Jamaica is comprised of peoples of different ethnic; socialization; social class; geographic zones and culturalization, and this accounts for a difference in belief system and health behaviour. This disparity must be taken into consideration when designing public health programmes. Hence, the wholesale utilization of any health model that is developed outside of the society or even medication of such a theory is not necessarily applicable to the nation.

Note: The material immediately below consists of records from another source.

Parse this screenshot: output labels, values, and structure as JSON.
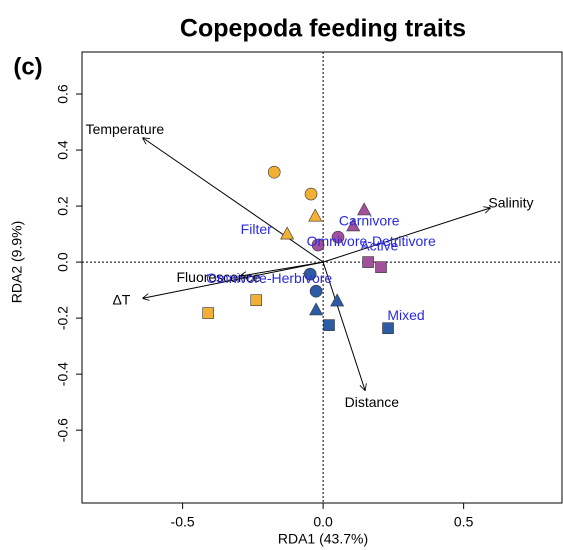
{
  "chart_data": {
    "type": "scatter",
    "title": "Copepoda feeding traits",
    "panel_label": "(c)",
    "xlabel": "RDA1 (43.7%)",
    "ylabel": "RDA2 (9.9%)",
    "xlim": [
      -0.858,
      0.85
    ],
    "ylim": [
      -0.86,
      0.75
    ],
    "xticks": [
      -0.5,
      {
        "value": 0,
        "label": "0.0"
      },
      0.5
    ],
    "yticks": [
      -0.6,
      -0.4,
      -0.2,
      {
        "value": 0,
        "label": "0.0"
      },
      0.2,
      0.4,
      0.6
    ],
    "points": [
      {
        "x": -0.174,
        "y": 0.321,
        "shape": "circle",
        "color": "#f2b134"
      },
      {
        "x": -0.043,
        "y": 0.243,
        "shape": "circle",
        "color": "#f2b134"
      },
      {
        "x": -0.028,
        "y": 0.164,
        "shape": "triangle",
        "color": "#f2b134"
      },
      {
        "x": -0.128,
        "y": 0.1,
        "shape": "triangle",
        "color": "#f2b134"
      },
      {
        "x": -0.238,
        "y": -0.136,
        "shape": "square",
        "color": "#f2b134"
      },
      {
        "x": -0.409,
        "y": -0.182,
        "shape": "square",
        "color": "#f2b134"
      },
      {
        "x": 0.146,
        "y": 0.186,
        "shape": "triangle",
        "color": "#a2509c"
      },
      {
        "x": 0.107,
        "y": 0.129,
        "shape": "triangle",
        "color": "#a2509c"
      },
      {
        "x": 0.053,
        "y": 0.089,
        "shape": "circle",
        "color": "#a2509c"
      },
      {
        "x": -0.018,
        "y": 0.061,
        "shape": "circle",
        "color": "#a2509c"
      },
      {
        "x": 0.16,
        "y": 0.0,
        "shape": "square",
        "color": "#a2509c"
      },
      {
        "x": 0.206,
        "y": -0.018,
        "shape": "square",
        "color": "#a2509c"
      },
      {
        "x": -0.046,
        "y": -0.043,
        "shape": "circle",
        "color": "#2e5ba6"
      },
      {
        "x": -0.025,
        "y": -0.104,
        "shape": "circle",
        "color": "#2e5ba6"
      },
      {
        "x": 0.05,
        "y": -0.139,
        "shape": "triangle",
        "color": "#2e5ba6"
      },
      {
        "x": -0.025,
        "y": -0.171,
        "shape": "triangle",
        "color": "#2e5ba6"
      },
      {
        "x": 0.021,
        "y": -0.225,
        "shape": "square",
        "color": "#2e5ba6"
      },
      {
        "x": 0.231,
        "y": -0.236,
        "shape": "square",
        "color": "#2e5ba6"
      }
    ],
    "arrows": [
      {
        "label": "Temperature",
        "x": -0.641,
        "y": 0.443
      },
      {
        "label": "Salinity",
        "x": 0.594,
        "y": 0.193
      },
      {
        "label": "ΔT",
        "x": -0.641,
        "y": -0.129
      },
      {
        "label": "Fluorescence",
        "x": -0.295,
        "y": -0.05
      },
      {
        "label": "Distance",
        "x": 0.149,
        "y": -0.457
      }
    ],
    "trait_labels": [
      {
        "label": "Filter",
        "x": -0.238,
        "y": 0.114
      },
      {
        "label": "Carnivore",
        "x": 0.164,
        "y": 0.143
      },
      {
        "label": "Omnivore-Detritivore",
        "x": 0.171,
        "y": 0.071
      },
      {
        "label": "Active",
        "x": 0.2,
        "y": 0.055
      },
      {
        "label": "Omnivore-Herbivore",
        "x": -0.192,
        "y": -0.061
      },
      {
        "label": "Mixed",
        "x": 0.295,
        "y": -0.193
      }
    ]
  }
}
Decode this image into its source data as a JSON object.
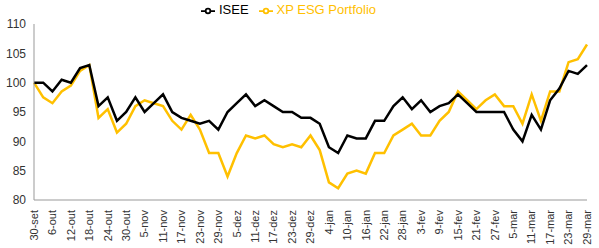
{
  "chart_data": {
    "type": "line",
    "categories": [
      "30-set",
      null,
      "6-out",
      null,
      "12-out",
      null,
      "18-out",
      null,
      "24-out",
      null,
      "30-out",
      null,
      "5-nov",
      null,
      "11-nov",
      null,
      "17-nov",
      null,
      "23-nov",
      null,
      "29-nov",
      null,
      "5-dez",
      null,
      "11-dez",
      null,
      "17-dez",
      null,
      "23-dez",
      null,
      "29-dez",
      null,
      "4-jan",
      null,
      "10-jan",
      null,
      "16-jan",
      null,
      "22-jan",
      null,
      "28-jan",
      null,
      "3-fev",
      null,
      "9-fev",
      null,
      "15-fev",
      null,
      "21-fev",
      null,
      "27-fev",
      null,
      "5-mar",
      null,
      "11-mar",
      null,
      "17-mar",
      null,
      "23-mar",
      null,
      "29-mar"
    ],
    "series": [
      {
        "name": "XP ESG Portfolio",
        "color": "#FFC000",
        "values": [
          100,
          97.5,
          96.5,
          98.5,
          99.5,
          102,
          103,
          94,
          95.5,
          91.5,
          93,
          96,
          97,
          96.5,
          96,
          93.5,
          92,
          94.5,
          92,
          88,
          88,
          84,
          88,
          91,
          90.5,
          91,
          89.5,
          89,
          89.5,
          89,
          91,
          88.5,
          83,
          82,
          84.5,
          85,
          84.5,
          88,
          88,
          91,
          92,
          93,
          91,
          91,
          93.5,
          95,
          98.5,
          97,
          95.5,
          97,
          98,
          96,
          96,
          93,
          98,
          93.5,
          98.5,
          98.5,
          103.5,
          104,
          106.5
        ]
      },
      {
        "name": "ISEE",
        "color": "#000000",
        "values": [
          100,
          100,
          98.5,
          100.5,
          100,
          102.5,
          103,
          96,
          97.5,
          93.5,
          95,
          97.5,
          95,
          96.5,
          98,
          95,
          94,
          93.5,
          93,
          93.5,
          92,
          95,
          96.5,
          98,
          96,
          97,
          96,
          95,
          95,
          94,
          94,
          93,
          89,
          88,
          91,
          90.5,
          90.5,
          93.5,
          93.5,
          96,
          97.5,
          95.5,
          97,
          95,
          96,
          96.5,
          98,
          96.5,
          95,
          95,
          95,
          95,
          92,
          90,
          94.5,
          92,
          97,
          99,
          102,
          101.5,
          103
        ]
      }
    ],
    "ylim": [
      80,
      110
    ],
    "yticks": [
      80,
      85,
      90,
      95,
      100,
      105,
      110
    ],
    "grid": false,
    "legend": "top"
  }
}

The current study revealed that health behaviour is a function of socio-demographic variables. Poverty which is synonymous to rural areas influences people choice in visits to health care-seeking facilities. An interesting consideration of rural residence with those than residents of other geographic zones is the culture and its influence on health care-seeking behaviour and other such decisions. Home remedy and non-traditional healers (i.e. obeah men) is a substitute product that is used more by rural dwellers than others, because of the retention of the African tradition. While urban and other town residents were exposed to this culture and socialization, their higher level of education, access to more information and financial resources account for re-socialization and new re-adaptation to traditional medical care utilization. Therefore, when health literacy and public health programmes are fashioned in Jamaica or other developing societies, health care-seeking behaviour model must not only be modified but must utilize data from those nations to address the health needs of the geopolitical zones and not some model developed for developed societies with some modifications. The findings of this study suggests that health service professionals need to increase awareness about the benefits of purchasing prescribed medication, and that this must be more so for rural and urban residents.